The debates are reminiscent of how a post-World War II world grappled with reintegrating what was once Nazi Germany. Even today, for instance, the music of Richard Wagner, adored by Adolf Hitler, is rarely heard in Israel.
The Russian dissident community is divided on how to talk, and feel, about the war in Ukraine.
One big debate among Russian dissidents is whether to cast the conflict in Ukraine, which began on a smaller scale in 2014, as Putin’s war or Russia’s war, said Garry Kasparov, the former chess champion who co-founded the Free Russia Forum, an umbrella group for the Russian opposition.
“In my view, the question is irrelevant — of course it’s Russia’s war, as it was Nazi Germany’s war,” Kasparov said. “But for some of them it’s very painful. They say ’No, no, we are not responsible for the war. We have to make sure the Russian people are not dragged in.’”
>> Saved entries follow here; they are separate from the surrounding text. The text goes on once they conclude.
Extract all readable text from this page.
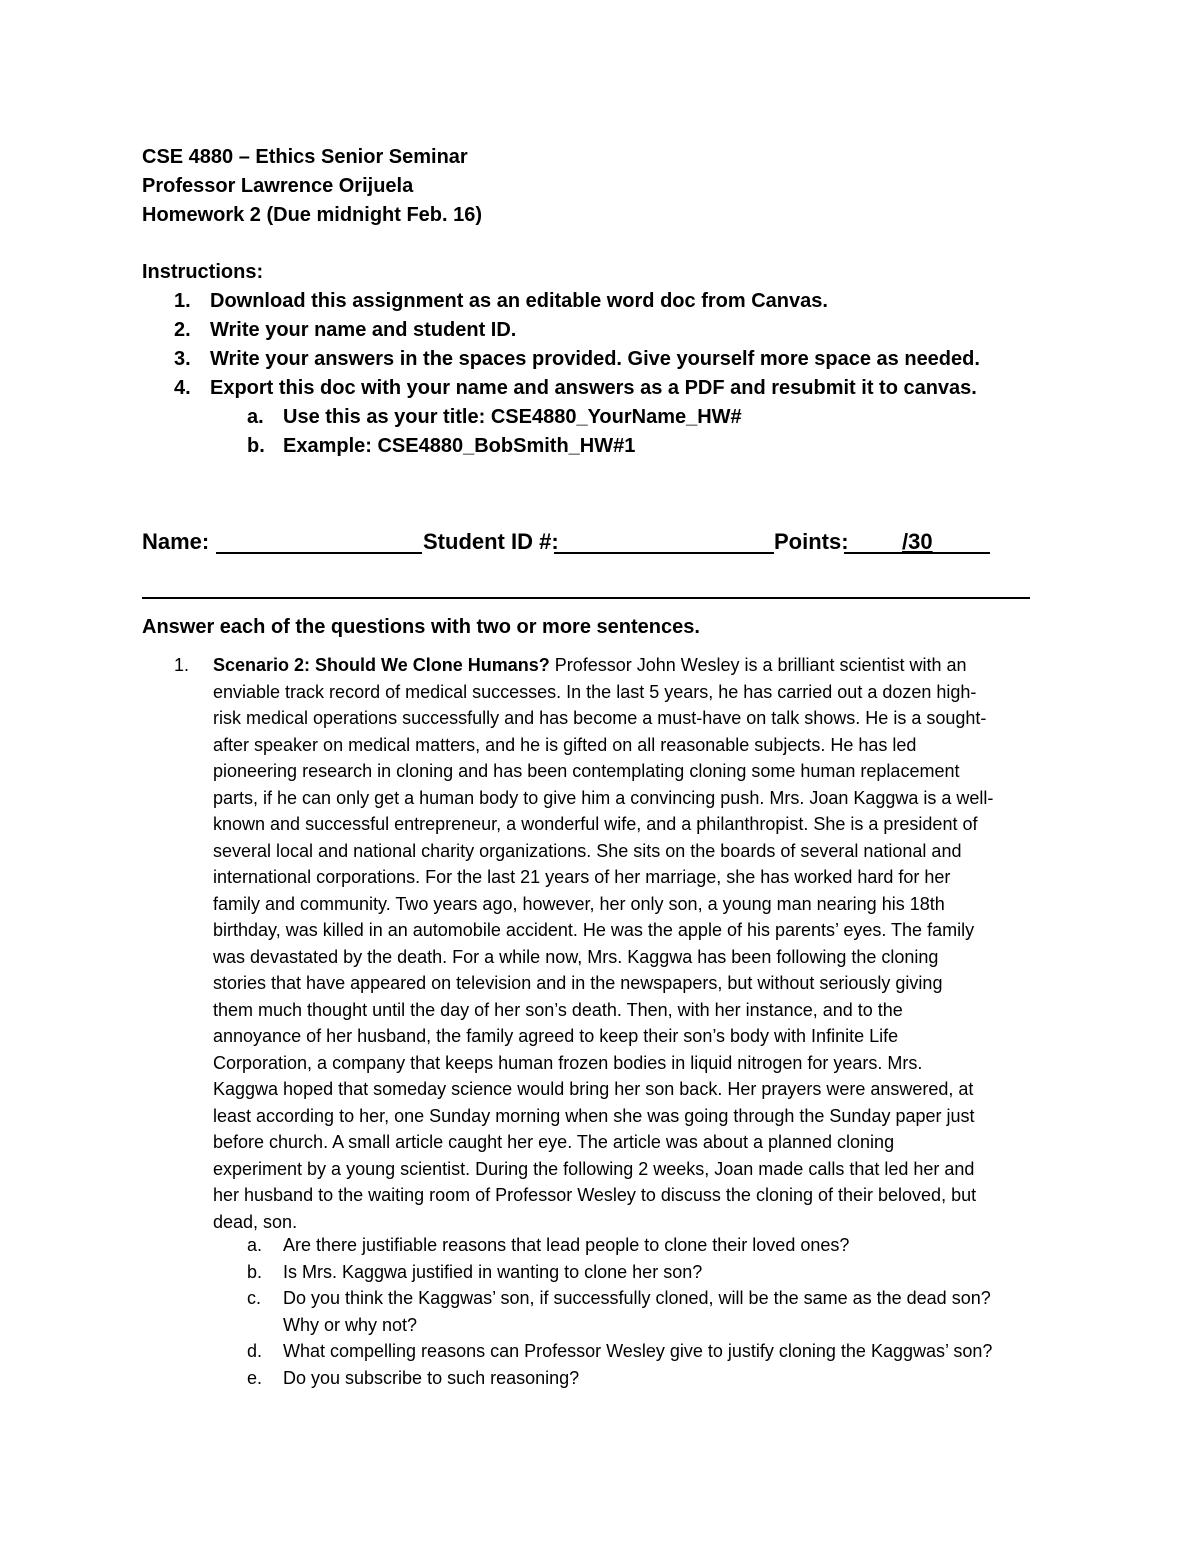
CSE 4880 – Ethics Senior Seminar
Professor Lawrence Orijuela
Homework 2 (Due midnight Feb. 16)
Instructions:
1. Download this assignment as an editable word doc from Canvas.
2. Write your name and student ID.
3. Write your answers in the spaces provided. Give yourself more space as needed.
4. Export this doc with your name and answers as a PDF and resubmit it to canvas.
a. Use this as your title: CSE4880_YourName_HW#
b. Example: CSE4880_BobSmith_HW#1
Name:	Student ID #:	Points: /30
Answer each of the questions with two or more sentences.
1. Scenario 2: Should We Clone Humans? Professor John Wesley is a brilliant scientist with an
enviable track record of medical successes. In the last 5 years, he has carried out a dozen high-
risk medical operations successfully and has become a must-have on talk shows. He is a sought-
after speaker on medical matters, and he is gifted on all reasonable subjects. He has led
pioneering research in cloning and has been contemplating cloning some human replacement
parts, if he can only get a human body to give him a convincing push. Mrs. Joan Kaggwa is a well-
known and successful entrepreneur, a wonderful wife, and a philanthropist. She is a president of
several local and national charity organizations. She sits on the boards of several national and
international corporations. For the last 21 years of her marriage, she has worked hard for her
family and community. Two years ago, however, her only son, a young man nearing his 18th
birthday, was killed in an automobile accident. He was the apple of his parents’ eyes. The family
was devastated by the death. For a while now, Mrs. Kaggwa has been following the cloning
stories that have appeared on television and in the newspapers, but without seriously giving
them much thought until the day of her son’s death. Then, with her instance, and to the
annoyance of her husband, the family agreed to keep their son’s body with Infinite Life
Corporation, a company that keeps human frozen bodies in liquid nitrogen for years. Mrs.
Kaggwa hoped that someday science would bring her son back. Her prayers were answered, at
least according to her, one Sunday morning when she was going through the Sunday paper just
before church. A small article caught her eye. The article was about a planned cloning
experiment by a young scientist. During the following 2 weeks, Joan made calls that led her and
her husband to the waiting room of Professor Wesley to discuss the cloning of their beloved, but
dead, son.
a. Are there justifiable reasons that lead people to clone their loved ones?
b. Is Mrs. Kaggwa justified in wanting to clone her son?
c. Do you think the Kaggwas’ son, if successfully cloned, will be the same as the dead son?
Why or why not?
d. What compelling reasons can Professor Wesley give to justify cloning the Kaggwas’ son?
e. Do you subscribe to such reasoning?
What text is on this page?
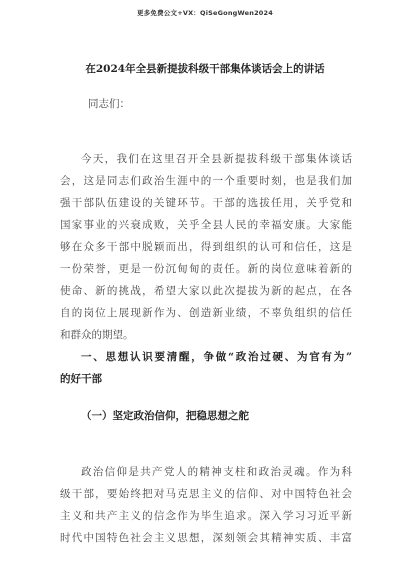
更多免费公文+VX：QiSeGongWen2024
在2024年全县新提拔科级干部集体谈话会上的讲话
同志们：
今天，我们在这里召开全县新提拔科级干部集体谈话
会，这是同志们政治生涯中的一个重要时刻，也是我们加
强干部队伍建设的关键环节。干部的选拔任用，关乎党和
国家事业的兴衰成败，关乎全县人民的幸福安康。大家能
够在众多干部中脱颖而出，得到组织的认可和信任，这是
一份荣誉，更是一份沉甸甸的责任。新的岗位意味着新的
使命、新的挑战，希望大家以此次提拔为新的起点，在各
自的岗位上展现新作为、创造新业绩，不辜负组织的信任
和群众的期望。
一、思想认识要清醒，争做“政治过硬、为官有为”
的好干部
（一）坚定政治信仰，把稳思想之舵
政治信仰是共产党人的精神支柱和政治灵魂。作为科
级干部，要始终把对马克思主义的信仰、对中国特色社会
主义和共产主义的信念作为毕生追求。深入学习习近平新
时代中国特色社会主义思想，深刻领会其精神实质、丰富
Sergei Guriev, a prominent Russian economist, made a distinction between guilt and responsibility. Guilt should be ascribed to Putin, his collaborators and those directly committing crimes against Ukrainians.
That said, “I’ve never voted for Putin, but I didn’t fight him well enough to prevent this war, and for this, of course, I feel responsible,” said Guriev, who is based in Paris — having fled Russia like many members of the Russian dissident community.
Ukrainians engaged in public campaigns of support for their country have different degrees of distrust for Russian opposition leaders.
Kasparov is more respected than many others partly because he’s willing to speak about the need for Russians to broadly take responsibility. Kasparov regularly appears on Ukrainian media. He also has helped raise money for Ukrainian groups through the Renew Democracy Initiative, an American organization, said Uriel Epshtein, the group’s executive director.
Navalny, the longtime Putin opponent, may be the biggest threat to the Russian leader, even from the penal colony where he is being held in Melekhovo, 150 miles east of Moscow. But many Ukrainians are skeptical of him because for years he was ambiguous about whether Crimea should be returned to Ukraine.
Navalny clarified he believes that Russia does need to leave Crimea in a series of tweets this past February, but his Ukrainian critics are not fully convinced.
Demonizing Russians as a whole “is disastrous for the future peace of Europe,” warned Anatol Lieven and George Beebe of the Quincy Institute for Responsible Statecraft, which advocates for a more militarily restrained U.S. foreign policy.
“While the people who express such feelings about Russia claim to be opposing the Putin regime, their actions and writings in fact provide better domestic propaganda for Putin than he himself could ever have devised,” the pair wrote, nodding to Kremlin claims of rampant global “Russophobia.”
Others dismiss this, saying the Putin regime has long cried “Russophobia” while going ahead with invasions and other nefarious activities no matter how other countries respond.
“The burden is on the Russians here, because they are the ones who caused this war,” said David Kramer, a former State Department official involved with the Free Russia Foundation.
After weeks of discussions with donors, associates and others, Polyakova and her think tank decided to include both Russians and Ukrainians in the new fellowship program. But the decision led one Ukrainian analyst to end his longtime affiliation with the center, Polyakova said.
The Russian and Ukrainian fellows in the program are getting along remarkably well, including while discussing thorny topics. The conversations offer insights into potential future reconciliation efforts, Polyakova said.
Such initiatives may be many years away, but they need to happen, she said, “because these countries are bound together by geography, first and foremost, and there’s no escape.”